More than two million of them? She nods.

‘It speaks again for the values of our country and the open tolerant country we are. Look . . .’ she nods towards two maps of the British Isles on the wall of her office. One is from 2017 and one from 2019.

‘We won a General Election because we focused on levelling up across the country. We want to deliver that and give opportunity to all.’

She speaks with a passion that is borne from her own life experience.

‘Life was hard for my parents — but you just get on with it,’ she says. ‘When my dad gave up his studies, they rented a room from an elderly man who was known to me as Uncle Fred, in Finsbury Park [North London].

Patel pictured as a baby with her mother, who came to the UK from Gujarat via Uganda. Forty-odd years ago, Priti was that six-year-old child enduring the dreadful taunts of ‘Paki’ in the school playground

‘My dad bought a shop for his own parents and then he bought his own shop — a newsagent’s.
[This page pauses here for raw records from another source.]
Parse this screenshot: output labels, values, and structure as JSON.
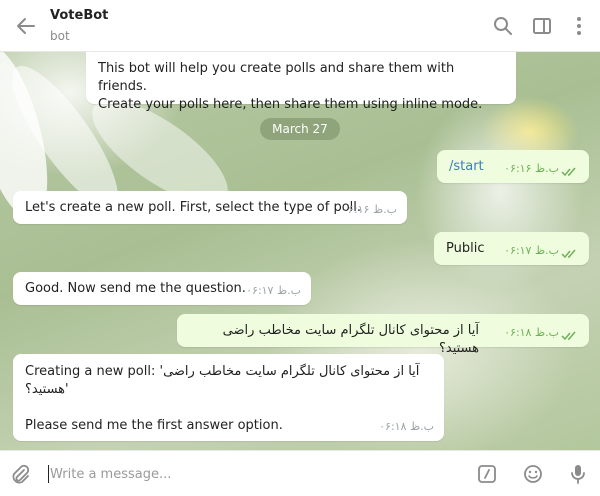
{
  "header": {
    "title": "VoteBot",
    "subtitle": "bot"
  },
  "date_separator": "March 27",
  "messages": [
    {
      "dir": "in",
      "lines": [
        "This bot will help you create polls and share them with friends.",
        "Create your polls here, then share them using inline mode."
      ]
    },
    {
      "dir": "out",
      "text": "/start",
      "time": "۰۶:۱۶ ب.ظ"
    },
    {
      "dir": "in",
      "text": "Let's create a new poll. First, select the type of poll.",
      "time": "۰۶:۱۶ ب.ظ"
    },
    {
      "dir": "out",
      "text": "Public",
      "time": "۰۶:۱۷ ب.ظ"
    },
    {
      "dir": "in",
      "text": "Good. Now send me the question.",
      "time": "۰۶:۱۷ ب.ظ"
    },
    {
      "dir": "out",
      "text": "آیا از محتوای کانال تلگرام سایت مخاطب راضی هستید؟",
      "time": "۰۶:۱۸ ب.ظ"
    },
    {
      "dir": "in",
      "line1": "Creating a new poll: 'آیا از محتوای کانال تلگرام سایت مخاطب راضی",
      "line2": "هستید؟'",
      "line3": "Please send me the first answer option.",
      "time": "۰۶:۱۸ ب.ظ"
    }
  ],
  "composer": {
    "placeholder": "Write a message..."
  },
  "colors": {
    "outgoing_bubble": "#effdde",
    "incoming_bubble": "#ffffff",
    "read_check": "#6fb05a"
  },
  "icons": [
    "back-arrow-icon",
    "search-icon",
    "sidebar-toggle-icon",
    "more-vertical-icon",
    "attach-icon",
    "bot-command-icon",
    "emoji-icon",
    "microphone-icon"
  ]
}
‘From there, we went to Norfolk, where he bought a post office and a grocery shop. I saw my mum and dad working so hard, seven days a week around the clock — early mornings, late nights — and enduring people being insensitive. I remember it fully.’

Again, there is sadness evident on her face.
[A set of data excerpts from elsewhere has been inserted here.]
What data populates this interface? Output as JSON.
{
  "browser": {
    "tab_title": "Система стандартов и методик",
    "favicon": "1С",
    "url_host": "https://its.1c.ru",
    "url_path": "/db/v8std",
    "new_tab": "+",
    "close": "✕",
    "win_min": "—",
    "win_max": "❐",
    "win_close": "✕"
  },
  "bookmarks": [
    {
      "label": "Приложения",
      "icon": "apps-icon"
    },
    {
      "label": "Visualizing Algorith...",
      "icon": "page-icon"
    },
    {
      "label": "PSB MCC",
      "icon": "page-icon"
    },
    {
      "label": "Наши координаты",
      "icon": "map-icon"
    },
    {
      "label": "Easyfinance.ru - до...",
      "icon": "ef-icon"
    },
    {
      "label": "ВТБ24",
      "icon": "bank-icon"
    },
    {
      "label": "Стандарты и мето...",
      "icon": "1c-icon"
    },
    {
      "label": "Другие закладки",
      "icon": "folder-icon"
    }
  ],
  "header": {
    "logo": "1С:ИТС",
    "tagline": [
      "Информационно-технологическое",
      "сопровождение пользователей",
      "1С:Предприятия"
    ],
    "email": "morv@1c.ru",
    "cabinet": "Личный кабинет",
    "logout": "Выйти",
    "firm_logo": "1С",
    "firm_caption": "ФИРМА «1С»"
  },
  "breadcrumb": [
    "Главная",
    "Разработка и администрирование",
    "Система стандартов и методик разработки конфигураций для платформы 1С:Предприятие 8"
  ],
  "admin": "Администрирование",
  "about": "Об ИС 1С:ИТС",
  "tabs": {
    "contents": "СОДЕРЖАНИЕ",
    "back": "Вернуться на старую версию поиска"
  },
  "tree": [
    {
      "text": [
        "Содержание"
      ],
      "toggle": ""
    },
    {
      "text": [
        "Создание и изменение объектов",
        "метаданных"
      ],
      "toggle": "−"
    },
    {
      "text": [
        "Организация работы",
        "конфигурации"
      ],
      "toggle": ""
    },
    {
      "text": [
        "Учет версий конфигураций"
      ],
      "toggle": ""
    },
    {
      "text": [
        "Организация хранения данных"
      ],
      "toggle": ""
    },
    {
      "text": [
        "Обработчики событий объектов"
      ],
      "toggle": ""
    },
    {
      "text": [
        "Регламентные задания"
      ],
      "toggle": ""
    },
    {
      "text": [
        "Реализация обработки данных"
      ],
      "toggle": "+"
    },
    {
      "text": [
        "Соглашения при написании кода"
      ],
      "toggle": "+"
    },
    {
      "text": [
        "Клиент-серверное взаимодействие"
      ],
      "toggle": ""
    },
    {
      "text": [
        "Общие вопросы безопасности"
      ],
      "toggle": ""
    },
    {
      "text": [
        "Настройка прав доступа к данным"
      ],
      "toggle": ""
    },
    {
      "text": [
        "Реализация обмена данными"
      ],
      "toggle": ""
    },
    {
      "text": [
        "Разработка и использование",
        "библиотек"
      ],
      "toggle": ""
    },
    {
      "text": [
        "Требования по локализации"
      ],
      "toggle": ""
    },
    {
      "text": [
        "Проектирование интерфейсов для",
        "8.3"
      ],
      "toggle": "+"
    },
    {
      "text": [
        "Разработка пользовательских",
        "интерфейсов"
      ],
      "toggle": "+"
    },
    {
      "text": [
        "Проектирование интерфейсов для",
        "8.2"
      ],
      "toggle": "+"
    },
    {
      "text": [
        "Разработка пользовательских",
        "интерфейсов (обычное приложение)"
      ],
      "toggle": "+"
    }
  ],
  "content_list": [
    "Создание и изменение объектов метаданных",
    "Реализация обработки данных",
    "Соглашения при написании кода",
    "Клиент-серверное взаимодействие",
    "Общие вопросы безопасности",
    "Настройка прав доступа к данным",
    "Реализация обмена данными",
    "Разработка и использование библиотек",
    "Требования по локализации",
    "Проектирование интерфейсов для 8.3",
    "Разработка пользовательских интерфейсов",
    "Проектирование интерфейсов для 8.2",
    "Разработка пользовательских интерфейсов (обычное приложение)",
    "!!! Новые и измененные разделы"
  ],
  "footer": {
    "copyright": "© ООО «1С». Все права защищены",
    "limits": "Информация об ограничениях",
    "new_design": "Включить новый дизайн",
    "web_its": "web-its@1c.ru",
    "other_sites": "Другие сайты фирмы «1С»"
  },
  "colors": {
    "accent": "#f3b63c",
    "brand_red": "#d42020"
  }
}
‘We lived above the shop and I saw them sweat it out. They made sacrifices and just worked hard — huge long hours,’ she says.

Priti worked hard, too. She attended an all-girls ethnically mixed comprehensive school where she became head girl before becoming the first in her family to graduate from university.

‘I don’t think I had an ambition growing up,’ she says.

‘I’m very close to my family. My dad taught me book-keeping. He used to show me the VAT returns. After his father passed away, I remember him telling me that if anything happened to him, it was my responsibility to keep a roof over my mum’s head and look after my brothers and sisters.’

She tells me she has one of each and her face softens when she speaks of her family, which includes her husband, Alex Sawyer, and their son.

She and Alex met through politics, working together on a by‑election campaign. They married in 2004 at a register office, followed by a Hindu ceremony.

‘My husband is a Christian but he’s not overtly religious,’ she says. ‘He doesn’t really see colour and never has done.

‘My parents taught me to get on with everyone. My dad — love him to bits — has always been one of those to integrate into society and become part of the community.

‘Before standing as an MP, I worked in consultancy for big multi-national companies. I don’t see barriers in people. That’s how we live our lives, that’s how we bring up our son.

‘My family are international. We don’t see colour, gender, race or stereotype. That is part of my motivation for becoming a Member of Parliament: I am not a stereotype. The Labour Party does not speak for me. I will not be defined by the Left because I am from an ethnic community.

‘I was born in this country. I was brought up in this country. I’ve had equal opportunities. I didn’t go to the most glamorous of schools, but I worked hard and went to university. That’s intrinsic to who I am.’

She pauses for a moment, then shakes her head. ‘Do you know my first experience of sexism and racism [since becoming an MP] has come now?’ she says.

‘That cartoon in The Guardian [depicting Priti as a cow and Boris Johnson as a bull when he defended her in the Commons] was beyond offensive from a cultural perspective. It’s no secret I’m a Hindu, so from a religious perspective it’s just offensive. It was awful — very, very upsetting.’

Her jaw tightens.

‘When I hear what I did in the Commons this week or read what I read in that letter, I fear we are returning to some of the most ugly and divisive aspects of hateful politics.